CARMEN • LONDON
★★★★☆☆

Photo: Ellie Kurttz
REVIEW CARMEN LONDON: NAKED AND COLD AS ICE
Calixto Bieto, the daring Spanish director and bad boy of opera, has stripped Carmen down to her garters in a minimalist set design in his London production for English National Opera (ENO), which is currently enjoying its fourth revival at the Coliseum.

Photo: Ellie Kurttz
The risky, provocative absence of Spanish folklore has predictably caused several reviewers to turn up their noses, but I actually think Bieto is onto something when he cuts the tragedy down to the bone and lets the coldness and cynicism unfold without the charter holiday aesthetic we have become accustomed to in Bizet’s masterpiece, which usually takes place in a colourful Seville.
What remains is a worn-out telephone box and an aluminium flagpole with a Spanish flag, around which a platoon of brutal, testosterone-fuelled police soldiers from the Franco era in the 1970s assault anything that has a pulse. The rest is darkness and beautifully lit theatre smoke.

Photo: Ellie Kurttz
The whole thing has an atmosphere of naked, unplugged rawness, which softens a little when Carmen’s dirty smuggler friends roll onto the stage in six cool retro Mercedes cars with all their contraband.

Photo: Ellie Kurttz
She looks magnificent in the title role, the talented young Irish mezzo-soprano Niamh O’Sullivan with a beautiful, creamy tone, slim, blonde and seductively cheeky in a tight skirt and black lace bra, red bikini or sexy silk chemise, while John Findon’s bodega-rounded tenor Don José paints a surprisingly clumsy but also credible portrait of the character, who, blinded by false flattery, allows himself to be seduced by Carmen’s cunning advances. Get it through your head, man, she never loved you!

Photo: Ellie Kurttz
Apart from his long pink stockings, Escamilo is more reminiscent of a local, childish charlatan than a roaring masculine bullfighter, but his smart facade is enough for Carmen, who throws herself at him. Don José has had enough and slits Carmen’s throat in a final scene that exudes fatal attraction and tragic powerlessness. Some think there is too much volume and too little chemistry in the interaction – I strongly disagree.

Photo: Ellie Kurttz
I have taken note of the criticism from, for example, the Daily Express, which cleverly calls this Carmen a four-star performance of a three-star production of a five-star opera.

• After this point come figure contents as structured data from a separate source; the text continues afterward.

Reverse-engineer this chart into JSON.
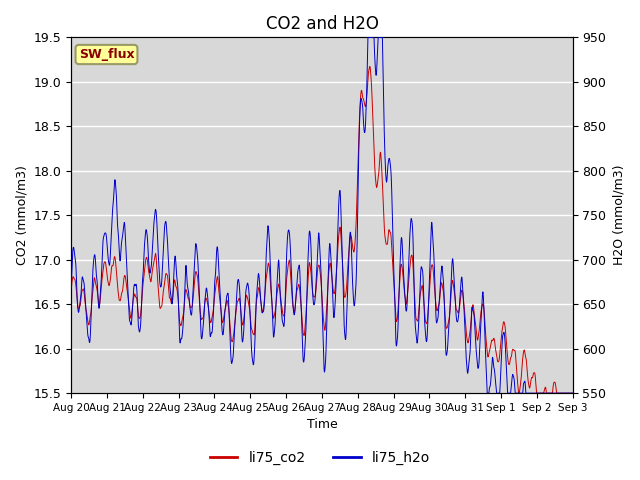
{
  "title": "CO2 and H2O",
  "xlabel": "Time",
  "ylabel_left": "CO2 (mmol/m3)",
  "ylabel_right": "H2O (mmol/m3)",
  "ylim_left": [
    15.5,
    19.5
  ],
  "ylim_right": [
    550,
    950
  ],
  "plot_bg_color": "#d8d8d8",
  "line_co2_color": "#cc0000",
  "line_h2o_color": "#0000cc",
  "annotation_text": "SW_flux",
  "annotation_facecolor": "#ffff99",
  "annotation_edgecolor": "#999966",
  "annotation_textcolor": "#880000",
  "legend_co2": "li75_co2",
  "legend_h2o": "li75_h2o",
  "x_tick_labels": [
    "Aug 20",
    "Aug 21",
    "Aug 22",
    "Aug 23",
    "Aug 24",
    "Aug 25",
    "Aug 26",
    "Aug 27",
    "Aug 28",
    "Aug 29",
    "Aug 30",
    "Aug 31",
    "Sep 1",
    "Sep 2",
    "Sep 3"
  ],
  "duration_days": 14,
  "seed": 7
}
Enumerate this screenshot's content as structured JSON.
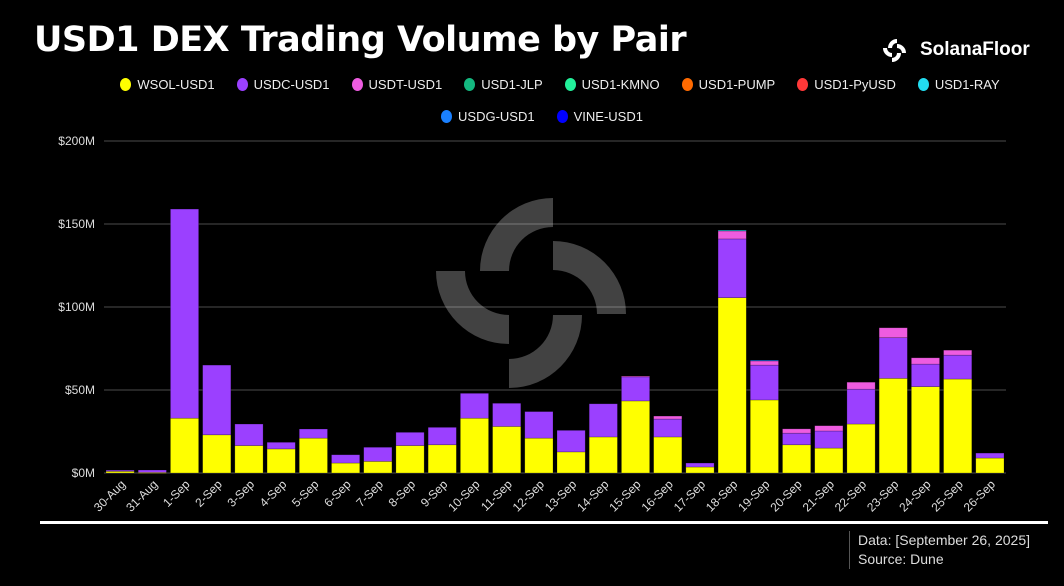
{
  "header": {
    "title": "USD1 DEX Trading Volume by Pair",
    "brand": "SolanaFloor"
  },
  "footer": {
    "data_note": "Data: [September 26, 2025]",
    "source": "Source: Dune"
  },
  "chart_data": {
    "type": "bar",
    "stacked": true,
    "title": "USD1 DEX Trading Volume by Pair",
    "xlabel": "",
    "ylabel": "",
    "ylim": [
      0,
      200
    ],
    "yunit": "M USD",
    "yticks": [
      "$0M",
      "$50M",
      "$100M",
      "$150M",
      "$200M"
    ],
    "grid": true,
    "legend_position": "top",
    "categories": [
      "30-Aug",
      "31-Aug",
      "1-Sep",
      "2-Sep",
      "3-Sep",
      "4-Sep",
      "5-Sep",
      "6-Sep",
      "7-Sep",
      "8-Sep",
      "9-Sep",
      "10-Sep",
      "11-Sep",
      "12-Sep",
      "13-Sep",
      "14-Sep",
      "15-Sep",
      "16-Sep",
      "17-Sep",
      "18-Sep",
      "19-Sep",
      "20-Sep",
      "21-Sep",
      "22-Sep",
      "23-Sep",
      "24-Sep",
      "25-Sep",
      "26-Sep"
    ],
    "series": [
      {
        "name": "WSOL-USD1",
        "color": "#ffff00",
        "values": [
          1,
          0.3,
          33,
          23,
          16.5,
          14.5,
          21,
          6,
          7,
          16.5,
          17,
          33,
          28,
          21,
          12.7,
          21.7,
          43.4,
          21.7,
          3.6,
          105.6,
          44,
          17,
          15,
          29.5,
          57,
          52,
          56.6,
          9
        ]
      },
      {
        "name": "USDC-USD1",
        "color": "#9b40ff",
        "values": [
          0.7,
          1.5,
          126,
          42,
          13,
          4,
          5.5,
          5,
          8.5,
          8,
          10.5,
          15,
          14,
          16,
          13,
          20,
          14.5,
          10.8,
          2.4,
          35.4,
          21,
          7,
          10.3,
          21,
          24.5,
          13.6,
          14.4,
          3
        ]
      },
      {
        "name": "USDT-USD1",
        "color": "#ee5ce0",
        "values": [
          0,
          0,
          0,
          0,
          0,
          0,
          0,
          0,
          0,
          0,
          0,
          0,
          0,
          0,
          0,
          0,
          0.5,
          1.8,
          0,
          4.8,
          2.5,
          2.6,
          3.2,
          4.2,
          6,
          3.8,
          3,
          0
        ]
      },
      {
        "name": "USD1-JLP",
        "color": "#14b880",
        "values": [
          0,
          0,
          0,
          0,
          0,
          0,
          0,
          0,
          0,
          0,
          0,
          0,
          0,
          0,
          0,
          0,
          0,
          0,
          0,
          0,
          0,
          0,
          0,
          0,
          0,
          0,
          0,
          0
        ]
      },
      {
        "name": "USD1-KMNO",
        "color": "#22f09a",
        "values": [
          0,
          0,
          0,
          0,
          0,
          0,
          0,
          0,
          0,
          0,
          0,
          0,
          0,
          0,
          0,
          0,
          0,
          0,
          0,
          0,
          0,
          0,
          0,
          0,
          0,
          0,
          0,
          0
        ]
      },
      {
        "name": "USD1-PUMP",
        "color": "#ff6a00",
        "values": [
          0,
          0,
          0,
          0,
          0,
          0,
          0,
          0,
          0,
          0,
          0,
          0,
          0,
          0,
          0,
          0,
          0,
          0,
          0,
          0,
          0,
          0,
          0,
          0,
          0,
          0,
          0,
          0
        ]
      },
      {
        "name": "USD1-PyUSD",
        "color": "#ff3838",
        "values": [
          0,
          0,
          0,
          0,
          0,
          0,
          0,
          0,
          0,
          0,
          0,
          0,
          0,
          0,
          0,
          0,
          0,
          0,
          0,
          0,
          0,
          0,
          0,
          0,
          0,
          0,
          0,
          0
        ]
      },
      {
        "name": "USD1-RAY",
        "color": "#22dcf0",
        "values": [
          0,
          0,
          0,
          0,
          0,
          0,
          0,
          0,
          0,
          0,
          0,
          0,
          0,
          0,
          0,
          0,
          0,
          0,
          0,
          0.5,
          0,
          0,
          0,
          0,
          0,
          0,
          0,
          0
        ]
      },
      {
        "name": "USDG-USD1",
        "color": "#1a80ff",
        "values": [
          0,
          0,
          0,
          0,
          0,
          0,
          0,
          0,
          0,
          0,
          0,
          0,
          0,
          0,
          0,
          0,
          0,
          0,
          0,
          0,
          0.5,
          0,
          0,
          0,
          0,
          0,
          0,
          0
        ]
      },
      {
        "name": "VINE-USD1",
        "color": "#0000ff",
        "values": [
          0,
          0,
          0,
          0,
          0,
          0,
          0,
          0,
          0,
          0,
          0,
          0,
          0,
          0,
          0,
          0,
          0,
          0,
          0,
          0,
          0,
          0,
          0,
          0,
          0,
          0,
          0,
          0
        ]
      }
    ]
  }
}
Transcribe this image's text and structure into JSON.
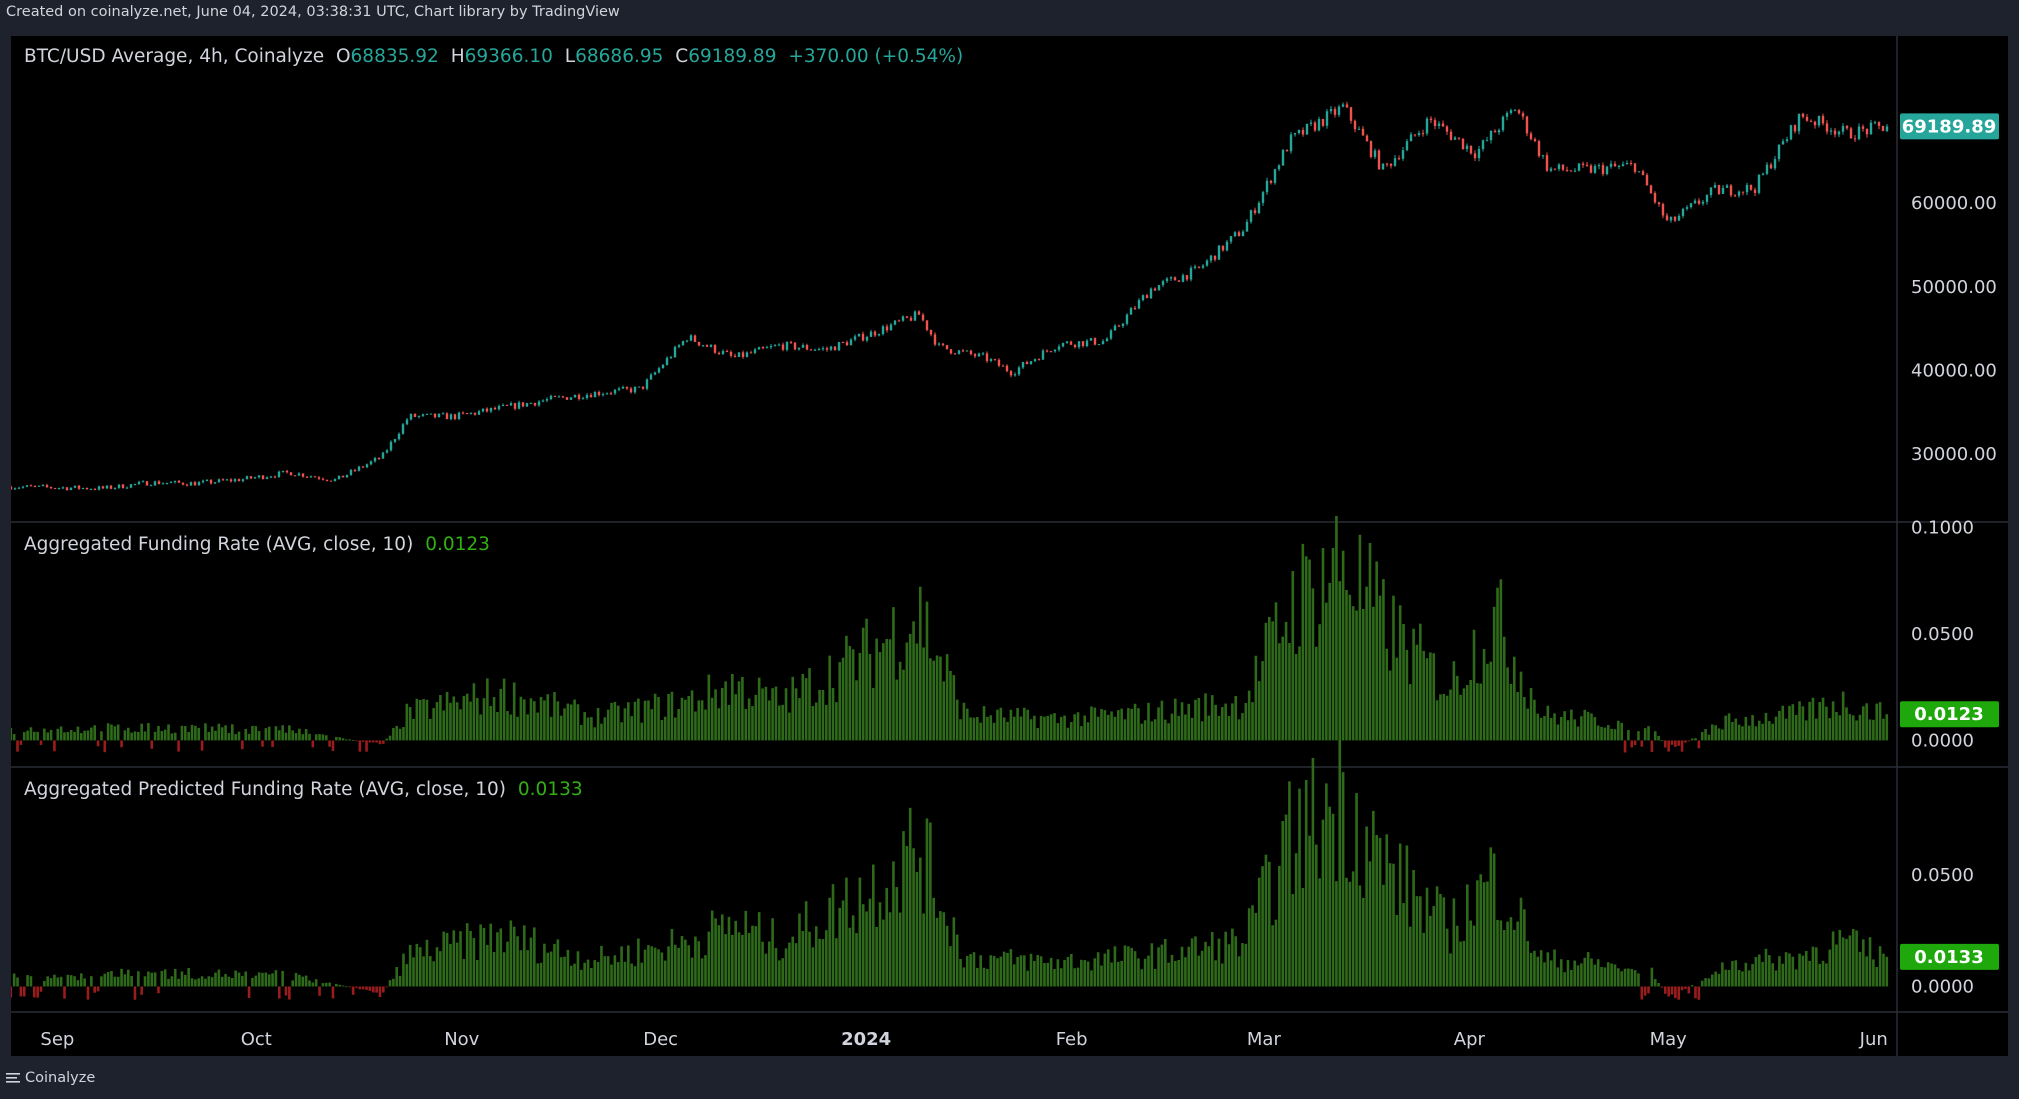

Calixto Bieto’s staging, however, offers something I have not seen before, focusing on the coldness, cynicism, malice and thoroughly magnificent music that flows with opera earworms.
GOT TO SEE THIS awards four stars for an original take, which is probably best enjoyed as a creative variation when you are already familiar with the classic productions with their full-on Andalusian folklore.
Carmen’s disastrous premiere in 1875 is one of the most popular opera anecdotes, but the story should be taken with a grain of salt.
The performance certainly shook up the “proper” premiere theatre Opera Comique with its family-friendly repertoire, but a wide audience loved Carmen for its erotic and violent plot, which sold lots of tickets.
After the premiere, Carmen was performed 36 times in the same season, reaching its 500th performance in 1891 and its 1000th in 1904.
Today, Carmen is reportedly the world’s third most performed opera after La Traviata and The Magic Flute. It is a pity that Bizet did not enjoy the success, as he died of a heart attack, broken by shame, at the age of 36, just three months after the premiere.